Walter Benjamin
Pour précipiter les coïncidences, pour recevoir les fruits du hasard, nous ne connaissons qu’une méthode, celle que mirent au point Guy Debord et André Breton, Hugo Von Hofmannsthal et André Hardellet, Robert Walser et John Cowper Powys, Montaigne et Walter Benjamin, Andrée Martignon et Jean-Jacques Rousseau, tous élèves d’Aristote, tous péripatéticiens. Cette méthode : la dérive.
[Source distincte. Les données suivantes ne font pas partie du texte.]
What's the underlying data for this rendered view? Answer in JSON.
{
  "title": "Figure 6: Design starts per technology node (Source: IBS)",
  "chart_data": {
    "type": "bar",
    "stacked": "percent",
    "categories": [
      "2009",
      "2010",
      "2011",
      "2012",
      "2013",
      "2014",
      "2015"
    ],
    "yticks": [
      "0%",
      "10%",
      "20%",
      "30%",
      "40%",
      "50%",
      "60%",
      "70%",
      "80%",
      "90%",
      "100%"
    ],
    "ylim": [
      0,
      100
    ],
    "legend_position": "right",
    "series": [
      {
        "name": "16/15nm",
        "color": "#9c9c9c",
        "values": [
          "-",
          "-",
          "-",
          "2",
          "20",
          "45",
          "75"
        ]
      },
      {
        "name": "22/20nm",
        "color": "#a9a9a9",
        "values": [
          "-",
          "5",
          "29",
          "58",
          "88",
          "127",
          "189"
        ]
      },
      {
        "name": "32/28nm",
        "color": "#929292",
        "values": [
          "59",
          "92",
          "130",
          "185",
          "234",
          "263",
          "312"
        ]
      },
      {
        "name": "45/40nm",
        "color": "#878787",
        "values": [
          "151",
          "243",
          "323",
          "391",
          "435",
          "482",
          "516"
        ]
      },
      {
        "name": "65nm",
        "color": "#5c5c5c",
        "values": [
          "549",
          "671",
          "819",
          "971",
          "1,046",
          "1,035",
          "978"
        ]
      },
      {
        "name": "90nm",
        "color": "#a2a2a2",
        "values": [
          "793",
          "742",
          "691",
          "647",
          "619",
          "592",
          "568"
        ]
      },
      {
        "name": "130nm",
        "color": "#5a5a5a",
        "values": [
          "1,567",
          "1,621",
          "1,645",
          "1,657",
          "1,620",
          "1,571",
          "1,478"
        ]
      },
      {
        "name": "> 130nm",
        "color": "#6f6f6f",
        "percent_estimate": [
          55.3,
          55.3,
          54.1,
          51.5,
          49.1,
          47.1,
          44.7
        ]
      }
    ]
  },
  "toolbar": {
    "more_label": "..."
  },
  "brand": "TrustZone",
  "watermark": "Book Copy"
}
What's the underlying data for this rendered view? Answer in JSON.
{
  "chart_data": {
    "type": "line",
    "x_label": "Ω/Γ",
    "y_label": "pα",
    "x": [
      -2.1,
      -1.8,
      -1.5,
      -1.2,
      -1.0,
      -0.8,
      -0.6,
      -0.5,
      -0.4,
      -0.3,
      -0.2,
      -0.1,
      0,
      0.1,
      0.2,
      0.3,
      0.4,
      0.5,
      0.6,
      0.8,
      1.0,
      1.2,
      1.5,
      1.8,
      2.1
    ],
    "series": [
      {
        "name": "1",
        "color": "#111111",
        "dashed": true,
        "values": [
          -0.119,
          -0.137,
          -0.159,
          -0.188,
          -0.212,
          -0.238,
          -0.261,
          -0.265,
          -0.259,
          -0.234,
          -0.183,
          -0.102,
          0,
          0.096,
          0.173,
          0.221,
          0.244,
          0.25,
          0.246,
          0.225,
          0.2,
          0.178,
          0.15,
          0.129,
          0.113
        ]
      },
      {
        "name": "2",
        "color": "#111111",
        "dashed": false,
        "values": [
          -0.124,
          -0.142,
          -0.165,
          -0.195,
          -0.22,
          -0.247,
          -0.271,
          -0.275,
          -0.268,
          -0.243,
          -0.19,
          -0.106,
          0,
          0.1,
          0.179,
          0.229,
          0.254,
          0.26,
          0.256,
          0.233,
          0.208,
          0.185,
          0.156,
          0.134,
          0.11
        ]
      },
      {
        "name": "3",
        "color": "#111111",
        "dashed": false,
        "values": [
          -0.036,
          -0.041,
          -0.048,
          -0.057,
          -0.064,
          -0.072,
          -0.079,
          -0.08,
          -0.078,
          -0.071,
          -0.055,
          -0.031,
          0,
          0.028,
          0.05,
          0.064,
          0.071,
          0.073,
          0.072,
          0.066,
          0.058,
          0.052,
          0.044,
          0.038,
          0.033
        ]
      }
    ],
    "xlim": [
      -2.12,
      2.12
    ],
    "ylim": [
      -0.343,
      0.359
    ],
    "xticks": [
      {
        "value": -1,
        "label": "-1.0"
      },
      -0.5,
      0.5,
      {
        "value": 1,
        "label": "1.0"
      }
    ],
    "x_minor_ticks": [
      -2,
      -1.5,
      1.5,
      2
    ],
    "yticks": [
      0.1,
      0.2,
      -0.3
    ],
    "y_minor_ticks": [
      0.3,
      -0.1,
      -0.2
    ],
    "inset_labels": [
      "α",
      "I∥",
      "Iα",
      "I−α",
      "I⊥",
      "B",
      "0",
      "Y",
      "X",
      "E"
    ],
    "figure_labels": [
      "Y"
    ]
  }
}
« J’aime à marcher à mon aise et m’arrêter quand il me plaît », Jean-Jacques Rousseau
« Tout mouvement nous découvre », Montaigne
« Quoi qu’il m’arrive dans la vie, le seul fait d’être capable de regarder la mousse verte, les branches tombées, etc., suffit à justifier le fait d’être né sur cette planète », John Cowper Powys
« Une ivresse s’empare de celui qui a marché longtemps sans but dans les rues », Walter Benjamin
« La formule pour renverser le monde, nous ne l’avons pas cherchée dans les livres, mais en errant », Guy Debord
Le parfait flâneur est celui qui concilie l’errance avec la recherche du butin. Cette recherche, André Hardellet nous l’a souvent montrée, ne donne de résultats que si l’on s’applique à ralentir. Il faut s’abstraire pour voir. Il faut être sur une ligne parallèle aux lignes de course, itinéraires express, raccourcis supposés réduire le temps perdu.
Le parfait flâneur perd son temps et ce qu’il cherche est souvent contenu au fond de lui. Lueur qui refuse de s’éteindre. Scintillements dont la continuité dépend du dehors.
La rencontre avec le dehors fait battre le cœur du flâneur. Certaines images, certaines reliques, miettes, poussières, restants, objets retrouvés composent un hymne à l’enfance qui est le meilleur du butin.
Chacun s’essaie à un moment ou à un autre au jeu des retrouvailles. Le chemin est souvent mental. Pour qui le taquine en extérieur, il mène tantôt à l’éblouissement, tantôt à la lumière noire.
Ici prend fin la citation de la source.